In the coming weeks, retail sales will grow only about 20%, pizza sales might be up slightly, and other foodservice sales are down 80% to 90%, he said.

He expects domestic cheese consumption to be down 21% in April. That’s a decrease of 214 million pounds and equivalent to 2.1 billion pounds of milk, which means the U.S. will have an excess of 1,100 tankers of milk a day, he said.

The industry has moved to the next phase in the situation, with dairy cooperatives asking producers to reduce milk production and figuring out the cost share for dumped milk, he said.

“It’s some pretty serious financial challenges going on,” he said.

If the dairy farm sector and cheese processors suffer large financial damages, it’ll take a long time to recover, he said.
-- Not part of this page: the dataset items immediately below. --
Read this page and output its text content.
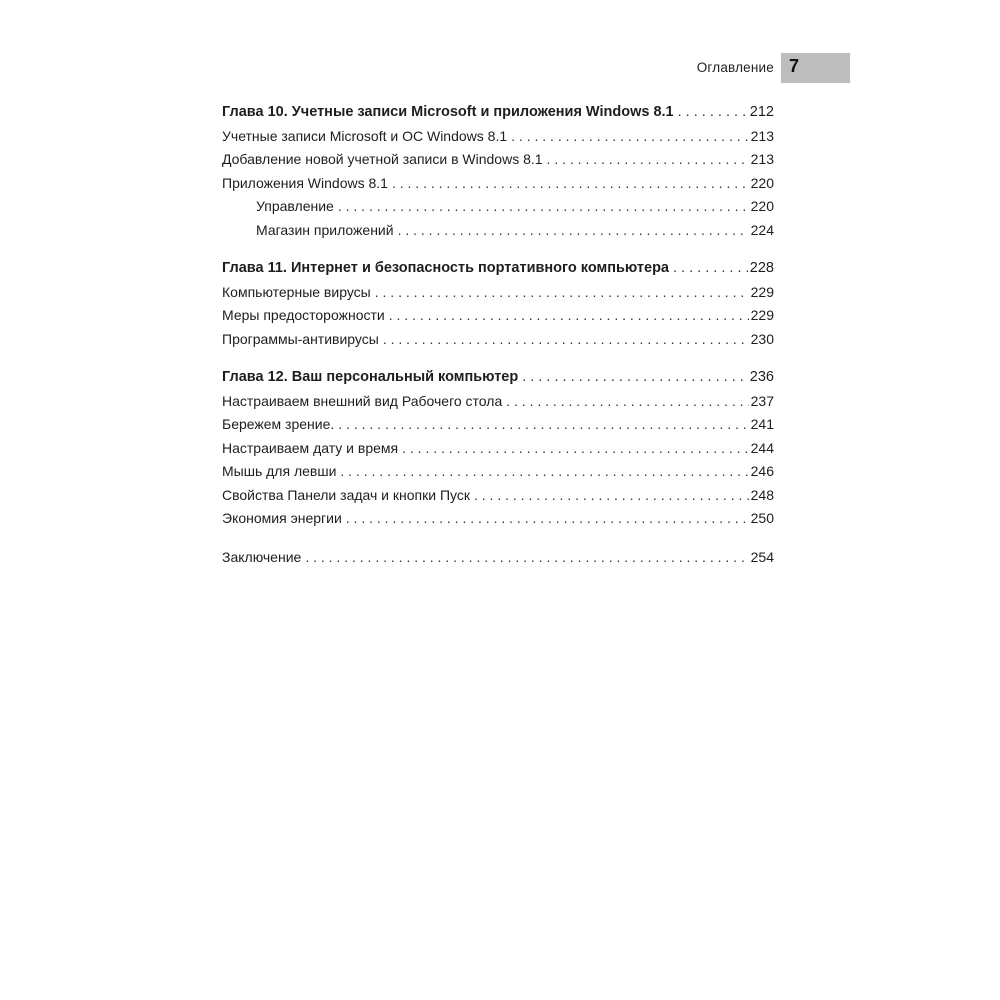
Оглавление 7
Глава 10. Учетные записи Microsoft и приложения Windows 8.1 . . .	212
Учетные записи Microsoft и ОС Windows 8.1 . . .	213
Добавление новой учетной записи в Windows 8.1 . . .	213
Приложения Windows 8.1 . . .	220
Управление . . .	220
Магазин приложений . . .	224
Глава 11. Интернет и безопасность портативного компьютера . . .	228
Компьютерные вирусы . . .	229
Меры предосторожности . . .	229
Программы-антивирусы . . .	230
Глава 12. Ваш персональный компьютер . . .	236
Настраиваем внешний вид Рабочего стола . . .	237
Бережем зрение. . . .	241
Настраиваем дату и время . . .	244
Мышь для левши . . .	246
Свойства Панели задач и кнопки Пуск . . .	248
Экономия энергии . . .	250
Заключение . . .	254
Officials in Washington, D.C., are being lobbied hard for such things as assistance for exports, government purchases, direct payments to dairy farmers and reimbursement for dumped milk, he said.

It would cost $300 million a month to compensate dairy farmers for dumped milk, he said.

The $2 trillion stimulus package can go a long way in helping, but the government hasn’t announced any decisions yet.

It’s a near certainty USDA is going to intervene, but no one knows yet details, he said.

Nothing is going to change the current situation until restaurants are back in business or the government takes action on assistance.

“We haven’t yet seen a light at the end of the tunnel,” he said.